Emmanuel Macron vit sa deuxième semaine en tant que président de la République officiellement investi. Il a choisi Édouard Philippe pour le seconder, un Premier ministre issu des rangs de la droite.
Quel regard portent les Français sur ce duo d'un nouveau genre à la tête de l'État ? Le baromètre BVA pour Orange et La Tribune déchiffre les bonnes et mauvaises opinions des Français à l'égard du nouveau gouvernement, mais aussi à l'égard des principales personnalités qui composent le paysage politique.
Sujet ouvert avec un "pas mal" non partisan pour contrebalancer le "très bas" un chouia partisan
► La popularité d'Emmanuel Macron en début de quinquennat (62%) est similaire à celle de ses prédécesseurs
Deux semaines après son élection, Emmanuel Macron bénéficie d'une popularité relativement élevée :
62% des Français déclarent avoir une bonne opinion de lui, contre 35% qui sont de l'avis contraire. Ce score est très proche de celui mesuré pour François Hollande à son arrivée à l'Elysée (61% en mai 2012).
Sur le plan politique, Emmanuel Macron réussit pour le moment son pari de dépasser les clivages partisans traditionnels :
il séduit ainsi aussi bien les sympathisants PS (88%) que LR (69%) ou UDI (76%).
En revanche, une majorité de sympathisants FN a une mauvaise opinion de lui (61%) tout comme les trois quarts des sympathisants de la France insoumise (75%) :
les nouvelles lignes de fracture apparues lors de la présidentielle semblent donc désormais davantage structurer l'opinion que l'ancien clivage gauche-droite.
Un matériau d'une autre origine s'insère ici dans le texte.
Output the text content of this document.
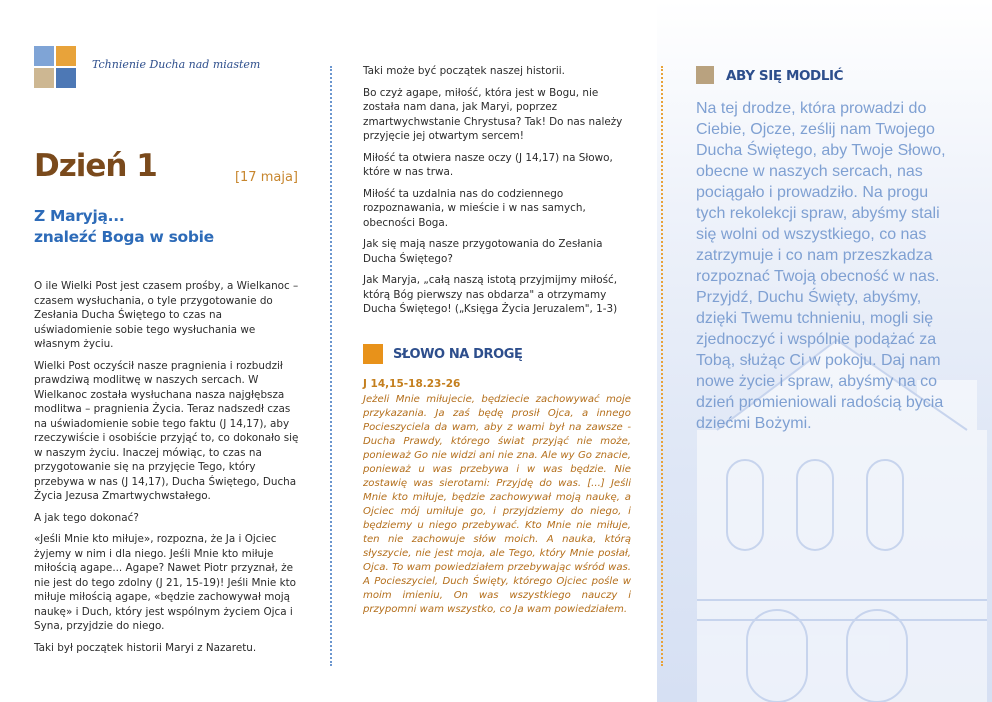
Tchnienie Ducha nad miastem
Dzień 1	[17 maja]
Z Maryją...
znaleźć Boga w sobie

O ile Wielki Post jest czasem prośby, a Wielkanoc – czasem wysłuchania, o tyle przygotowanie do Zesłania Ducha Świętego to czas na uświadomienie sobie tego wysłuchania we własnym życiu.

Wielki Post oczyścił nasze pragnienia i rozbudził prawdziwą modlitwę w naszych sercach. W Wielkanoc została wysłuchana nasza najgłębsza modlitwa – pragnienia Życia. Teraz nadszedł czas na uświadomienie sobie tego faktu (J 14,17), aby rzeczywiście i osobiście przyjąć to, co dokonało się w naszym życiu. Inaczej mówiąc, to czas na przygotowanie się na przyjęcie Tego, który przebywa w nas (J 14,17), Ducha Świętego, Ducha Życia Jezusa Zmartwychwstałego.

A jak tego dokonać?

«Jeśli Mnie kto miłuje», rozpozna, że Ja i Ojciec żyjemy w nim i dla niego. Jeśli Mnie kto miłuje miłością agape... Agape? Nawet Piotr przyznał, że nie jest do tego zdolny (J 21, 15-19)! Jeśli Mnie kto miłuje miłością agape, «będzie zachowywał moją naukę» i Duch, który jest wspólnym życiem Ojca i Syna, przyjdzie do niego.

Taki był początek historii Maryi z Nazaretu.

Taki może być początek naszej historii.

Bo czyż agape, miłość, która jest w Bogu, nie została nam dana, jak Maryi, poprzez zmartwychwstanie Chrystusa? Tak! Do nas należy przyjęcie jej otwartym sercem!

Miłość ta otwiera nasze oczy (J 14,17) na Słowo, które w nas trwa.

Miłość ta uzdalnia nas do codziennego rozpoznawania, w mieście i w nas samych, obecności Boga.

Jak się mają nasze przygotowania do Zesłania Ducha Świętego?

Jak Maryja, „całą naszą istotą przyjmijmy miłość, którą Bóg pierwszy nas obdarza" a otrzymamy Ducha Świętego! („Księga Życia Jeruzalem", 1-3)

SŁOWO NA DROGĘ
J 14,15-18.23-26

Jeżeli Mnie miłujecie, będziecie zachowywać moje przykazania. Ja zaś będę prosił Ojca, a innego Pocieszyciela da wam, aby z wami był na zawsze - Ducha Prawdy, którego świat przyjąć nie może, ponieważ Go nie widzi ani nie zna. Ale wy Go znacie, ponieważ u was przebywa i w was będzie. Nie zostawię was sierotami: Przyjdę do was. [...] Jeśli Mnie kto miłuje, będzie zachowywał moją naukę, a Ojciec mój umiłuje go, i przyjdziemy do niego, i będziemy u niego przebywać. Kto Mnie nie miłuje, ten nie zachowuje słów moich. A nauka, którą słyszycie, nie jest moja, ale Tego, który Mnie posłał, Ojca. To wam powiedziałem przebywając wśród was. A Pocieszyciel, Duch Święty, którego Ojciec pośle w moim imieniu, On was wszystkiego nauczy i przypomni wam wszystko, co Ja wam powiedziałem.

ABY SIĘ MODLIĆ

Na tej drodze, która prowadzi do Ciebie, Ojcze, ześlij nam Twojego Ducha Świętego, aby Twoje Słowo, obecne w naszych sercach, nas pociągało i prowadziło. Na progu tych rekolekcji spraw, abyśmy stali się wolni od wszystkiego, co nas zatrzymuje i co nam przeszkadza rozpoznać Twoją obecność w nas. Przyjdź, Duchu Święty, abyśmy, dzięki Twemu tchnieniu, mogli się zjednoczyć i wspólnie podążać za Tobą, służąc Ci w pokoju. Daj nam nowe życie i spraw, abyśmy na co dzień promieniowali radością bycia dziećmi Bożymi.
► Edouard Philippe bénéficie d'un a priori positif : près de six Français sur dix (59%) ont une bonne opinion de lui
La popularité d'Edouard Philippe se situe juste en dessous de celle d'Emmanuel Macron, à 59%, signe que sa nomination suscite un a priori plutôt positif. Ce score est inférieur à celui de Jean-Marc Ayrault en mai 2012 (65%), mais il est proche de celui obtenu par François Fillon en 2007 (57%).
Sa nomination, loin de l'avoir éloigné des siens, semble par ailleurs plutôt validée par les sympathisants LR qui sont 69% à lui témoigner de la sympathie.
► Nicolas Hulot, le nouveau visage que les Français veulent voir s'imposer
L'ancien animateur se hisse d'emblée en tête de notre classement, avec une cote d'influence bien supérieure à celle de toutes les autres personnalités testées : 58% des Français souhaitent ainsi qu'il ait un rôle important à l'avenir. Les sympathisants de gauche sont particulièrement nombreux à le souhaiter (71%), tout comme les sympathisants En Marche (82%).
► Jean-Luc Mélenchon conserve son leadership à gauche
Si le leader de la France insoumise ne domine plus notre classement comme c'était le cas juste avant le premier tour de l'élection présidentielle (sa cote d'influence auprès de l'ensemble des Français passe de 44% à 32%), il conserve une réelle assise à gauche puisqu'il demeure la personnalité que les sympathisants de la gauche non socialiste souhaitent le plus avoir de l'influence à l'avenir (82%).
► A droite, François Baroin toujours en tête
François Baroin, qui dirige la campagne des législatives pour le parti LR et espère imposer à Emmanuel Macron une cohabitation, s'impose comme la figure clé de la droite : 67% des sympathisants de droite souhaitent ainsi qu'il ait de l'influence à l'avenir, loin devant ses challengers que sont Xavier Bertrand (53%) et Laurent Wauquiez (53%).
*Enquête BVA-Salesforce pour La Tribune et Orange réalisée auprès d'un échantillon de Français recrutés par téléphone puis interrogés par Internet du 22 au 23 mai 2017. Échantillon de 1011 personnes, représentatif de la population française âgée de 18 ans et plus dont 85 sympathisants du Parti socialiste et 185 sympathisants d'autres partis de la gauche, 207 sympathisants de la droite (dont 149 sympathisants Les Républicains), 209 sympathisants La République en Marche et 148 sympathisants du Front national. La représentativité de l'échantillon est assurée par la méthode des quotas appliqués aux variables suivantes : sexe, âge, profession du chef de famille et profession de l'interviewé après stratification par région et catégorie d'agglomération.